Measuring Jetson TK1 board Power

I am trying to measure the Board Power by checking the Voltage drop across R5C11. Is there any other testpoint on the board to check the drop to measure the board power.

Thanks

I haven’t tried to measure the power consumption using the R5C11 but you definitely should see variation there.

I’m using an external power supply that shows both the voltage and the current consumption of the whole board. I’m seeing a jump from 1A to 2A when e.g. compiling something on Jetson using all 4 CPU cores (I do have some motors there as well, but they are idle in this case).

R5C11 sense resistor is 0.005 ohm and the voltage drop would be under 5mV when JTK1 power consumption is under 1A(@12V).
It would be difficult to measure with oscilloscope or voltage meter w/o DAQ or other power measurement equipment.
There is no other sense resistor on JTK1 board, so it’s better to use power supply current numbers to measure the power if you do not have DAQ or other power measure equipment.

With a decent DMM, (not one of those 20$ craftsman ones) you could monitor current out of the DC adapter (barrel plug).

If i can find this R5C11 resistor, ill try it with my meter and see (mine goes down to 50 mV range)
Found it. For anyone else looking for it… its near the barrel connector.
(circled here) http://i.imgur.com/XxNhBPT.png

Idling with Kodi open, voltage measured 2.5-3.25 mV. Probably could relate this back too ampere draw and in turn power, but im not an electrical engineer.
Its probably just V/R = I, right? in that case, ~.6 amps, and in turn 7.2 W.

Out of topic:

As private messages don’t seem to work for me:
Where did you find this nice layout picture? ( https://i.imgur.com/XxNhBPT.png )
Would be cool to have it without your markings.

The layout picture link
http://developer.download.nvidia.com/embedded/jetson/TK1/docs/242-7R375-1000-D00.Searchable.PDF.of.Assembly.Drawing.pdf

Main site for embedded:

[url]https://developer.nvidia.com/embedded-computing[/url]

The hardware docs are under “Hardware Design and Development”. New docs / information seem to be emerging every now and then.

I have an oscillioscope(picoscope) which has a DAQ. But the weird part is when I measure the drop at idle I get a value which is very high around .08 mV and when I run an application on the terminal it measures a zero drop.

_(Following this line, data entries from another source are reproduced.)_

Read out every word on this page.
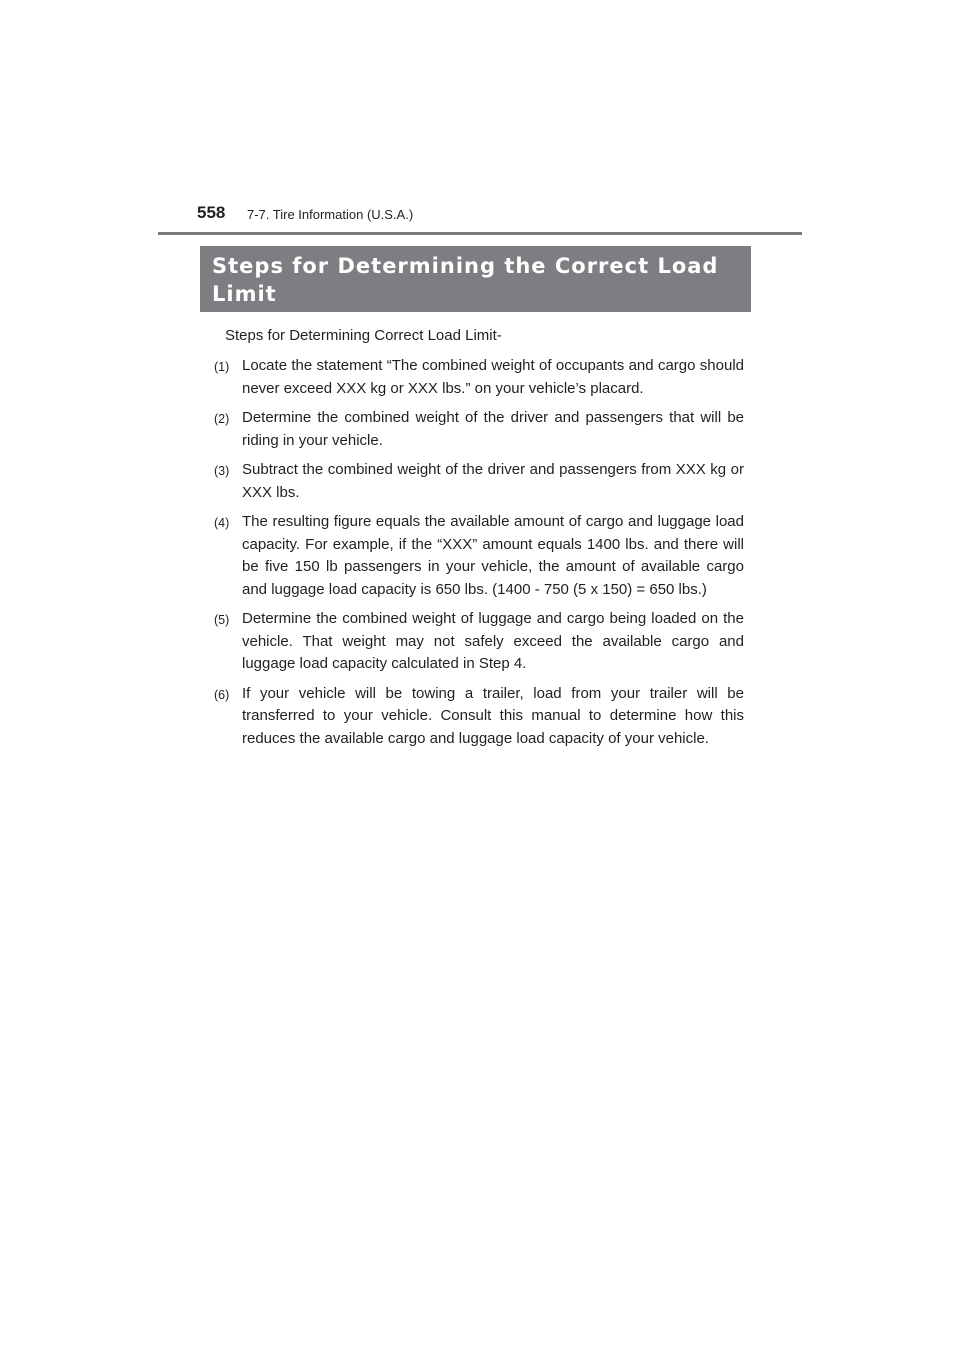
558 7-7. Tire Information (U.S.A.)
Steps for Determining the Correct Load
Limit
Steps for Determining Correct Load Limit-
(1) Locate the statement “The combined weight of occupants and cargo should never exceed XXX kg or XXX lbs.” on your vehicle’s placard.
(2) Determine the combined weight of the driver and passengers that will be riding in your vehicle.
(3) Subtract the combined weight of the driver and passengers from XXX kg or XXX lbs.
(4) The resulting figure equals the available amount of cargo and luggage load capacity. For example, if the “XXX” amount equals 1400 lbs. and there will be five 150 lb passengers in your vehicle, the amount of available cargo and luggage load capacity is 650 lbs. (1400 - 750 (5 x 150) = 650 lbs.)
(5) Determine the combined weight of luggage and cargo being loaded on the vehicle. That weight may not safely exceed the available cargo and luggage load capacity calculated in Step 4.
(6) If your vehicle will be towing a trailer, load from your trailer will be transferred to your vehicle. Consult this manual to determine how this reduces the available cargo and luggage load capacity of your vehicle.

I am unsure why this is happening. Does anyone have any idea?

.08 mV? so thats .00008 V (this isnt high). If i mathed correctly, and it is behaving like i believe it does, thats .00008 V/.005 ohms = .016 A.

I tried to check out the data sheets for the picoscopes (but so many different series), the 2000 series (cheapest one) said it had an accuracy of 3% of its range, So on the 50 mV range, that is 1.5 mV, while you seem to be measuring almost 1/20th of that (.08 mV/1.5 mV). I would really just check that you have the right scale or… setup for measuring the voltage across the resistor, as your numbers seem very far off.

Lets say your DAQ is actually measuring .08 V (80 mV), repeating the process to find the current draw, thats .08 V/.005 ohms = 16 A, which translates to 192 W (one for each CUDA core!). Which again, seems very unlikely.